3 thoughts on “Fish and Wildlife Service points forest planning towards less post-fire logging”

  1. Wake- Up Forest Service managers! Until you quite designing timber harvesting project intended to provide forest products from the valuable forest communities and start developing management prescriptions for individual forest communities so as to improve forest health and diversity, the Agency will continue to encounter opposition to your efforts. Actually, bio-diversity of the vegetative cover is more important than diversity of animal species. At least 70% of all living organisms, including humans, could not survive without forests and diversity of cover is the best condition to help reduce the risk of catastrophic events. Your scientists need to be in the field observing and understanding the complex relationships found within each forest community. The focus must be on improving the current condition of our valuable forests and recognizing that our forests are a mosaic of individual communities. I can assure you these communities are not thousands or even hundreds of acres in size, According to the 2007 “Report on Abuse” a single tree over a 50 year life cycle, contributes $162,000.00 of economic value to the human environment and therefore clearly defines where management should be focused! This value does not include the value of wood products which at best is a few hundred dollars. IT IS ALL ABOUT FORESTS NOT RESOURCES!
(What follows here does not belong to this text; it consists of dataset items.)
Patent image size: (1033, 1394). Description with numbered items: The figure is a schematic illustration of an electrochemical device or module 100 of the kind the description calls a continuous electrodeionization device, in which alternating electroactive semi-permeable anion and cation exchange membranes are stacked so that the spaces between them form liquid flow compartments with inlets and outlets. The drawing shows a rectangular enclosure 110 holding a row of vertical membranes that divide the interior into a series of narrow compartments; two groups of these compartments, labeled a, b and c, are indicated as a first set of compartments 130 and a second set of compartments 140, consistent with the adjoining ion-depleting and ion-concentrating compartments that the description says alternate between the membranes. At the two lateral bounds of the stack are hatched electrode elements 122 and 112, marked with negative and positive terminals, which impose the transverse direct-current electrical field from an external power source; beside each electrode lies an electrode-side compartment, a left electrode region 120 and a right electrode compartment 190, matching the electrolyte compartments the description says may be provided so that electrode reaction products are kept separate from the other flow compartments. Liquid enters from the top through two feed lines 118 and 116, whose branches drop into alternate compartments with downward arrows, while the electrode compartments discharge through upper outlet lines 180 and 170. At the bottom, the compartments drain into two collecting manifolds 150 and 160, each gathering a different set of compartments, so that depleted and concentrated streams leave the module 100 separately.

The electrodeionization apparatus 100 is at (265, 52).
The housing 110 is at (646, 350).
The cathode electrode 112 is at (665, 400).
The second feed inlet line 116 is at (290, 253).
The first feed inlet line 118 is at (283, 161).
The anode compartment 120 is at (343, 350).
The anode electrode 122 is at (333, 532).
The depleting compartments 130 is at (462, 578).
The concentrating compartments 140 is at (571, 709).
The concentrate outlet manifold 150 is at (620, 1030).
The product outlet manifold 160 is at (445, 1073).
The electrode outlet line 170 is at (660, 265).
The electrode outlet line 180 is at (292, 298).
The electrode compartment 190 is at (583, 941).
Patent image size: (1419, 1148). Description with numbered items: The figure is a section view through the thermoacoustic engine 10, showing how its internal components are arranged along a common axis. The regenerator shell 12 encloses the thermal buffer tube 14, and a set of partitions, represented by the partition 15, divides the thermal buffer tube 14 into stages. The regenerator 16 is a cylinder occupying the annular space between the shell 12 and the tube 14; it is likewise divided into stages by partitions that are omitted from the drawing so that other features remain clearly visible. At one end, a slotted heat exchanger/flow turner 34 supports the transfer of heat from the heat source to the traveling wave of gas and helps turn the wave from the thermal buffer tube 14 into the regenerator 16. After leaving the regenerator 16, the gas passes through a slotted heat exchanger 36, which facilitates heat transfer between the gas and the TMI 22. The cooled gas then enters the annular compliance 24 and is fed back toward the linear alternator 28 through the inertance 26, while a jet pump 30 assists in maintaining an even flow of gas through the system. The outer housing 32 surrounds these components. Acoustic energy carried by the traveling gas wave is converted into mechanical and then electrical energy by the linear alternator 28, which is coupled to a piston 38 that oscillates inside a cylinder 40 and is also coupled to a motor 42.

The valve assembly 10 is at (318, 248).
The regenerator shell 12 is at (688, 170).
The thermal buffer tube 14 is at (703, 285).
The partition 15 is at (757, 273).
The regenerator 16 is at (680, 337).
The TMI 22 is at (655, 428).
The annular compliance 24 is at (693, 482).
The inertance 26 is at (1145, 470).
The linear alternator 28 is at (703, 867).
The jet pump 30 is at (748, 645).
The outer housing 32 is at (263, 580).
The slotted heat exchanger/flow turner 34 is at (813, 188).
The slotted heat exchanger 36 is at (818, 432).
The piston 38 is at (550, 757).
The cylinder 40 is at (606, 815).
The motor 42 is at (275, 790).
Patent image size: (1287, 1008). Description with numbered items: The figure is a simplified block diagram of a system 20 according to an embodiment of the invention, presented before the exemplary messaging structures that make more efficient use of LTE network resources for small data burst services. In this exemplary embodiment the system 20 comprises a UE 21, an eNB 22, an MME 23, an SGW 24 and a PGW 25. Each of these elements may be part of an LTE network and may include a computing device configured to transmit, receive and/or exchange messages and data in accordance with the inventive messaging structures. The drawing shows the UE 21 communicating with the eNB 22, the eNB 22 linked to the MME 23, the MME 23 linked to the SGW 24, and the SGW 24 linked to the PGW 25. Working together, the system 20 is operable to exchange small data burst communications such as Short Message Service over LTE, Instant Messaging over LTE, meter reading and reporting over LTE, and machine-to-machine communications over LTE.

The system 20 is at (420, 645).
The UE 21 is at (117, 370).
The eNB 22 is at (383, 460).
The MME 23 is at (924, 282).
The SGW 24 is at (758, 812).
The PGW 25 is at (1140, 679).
  2. I went and viewed these proposed sales in July of last year. They were marked and ready to go and should of been sold. You can not understand the vastness and the amount of the devastation that those fires caused to these forests without actually being there.
    These sales were very, very conservatively laid out. They effected less than 1% of the area that was burned.
    They considered all aspects of conservation, protection of the land, and the species that hopefully will return.
    This is just another example of environmental corporations total disregard for and their continued efforts to impoverish the rural communities of Northern California and Southern Oregon.
    Meanwhile Rough and Ready sawmill just over the hill from these proposed sales, in Cave Junction, Oregon, says that they will be closing due to lack of resource.

  3. This blog prompted me to review the charts that I’ve constructed using growth and mortality data from the USFS FIA, and cut volumes from the USFS annual cut and sold reports. Here are the percentages of mortality (from fire, insects, disease, drought) that was harvested by the national forests in these states.
    AZ& NM, 5%
    Montana, 2%
    Utah, 4%
    Wyoming, 1%
    Doesn’t look like the Forest Service is “overutilizing salvage logging”. On the contrary, it would appear that a more aggressive effort to salvage some of the trillions of dollars worth of dead timber left to rot in the woods would be sound husbandry providing badly needed jobs, support for families, businesses, schools, and local governments while reducing fire hazards.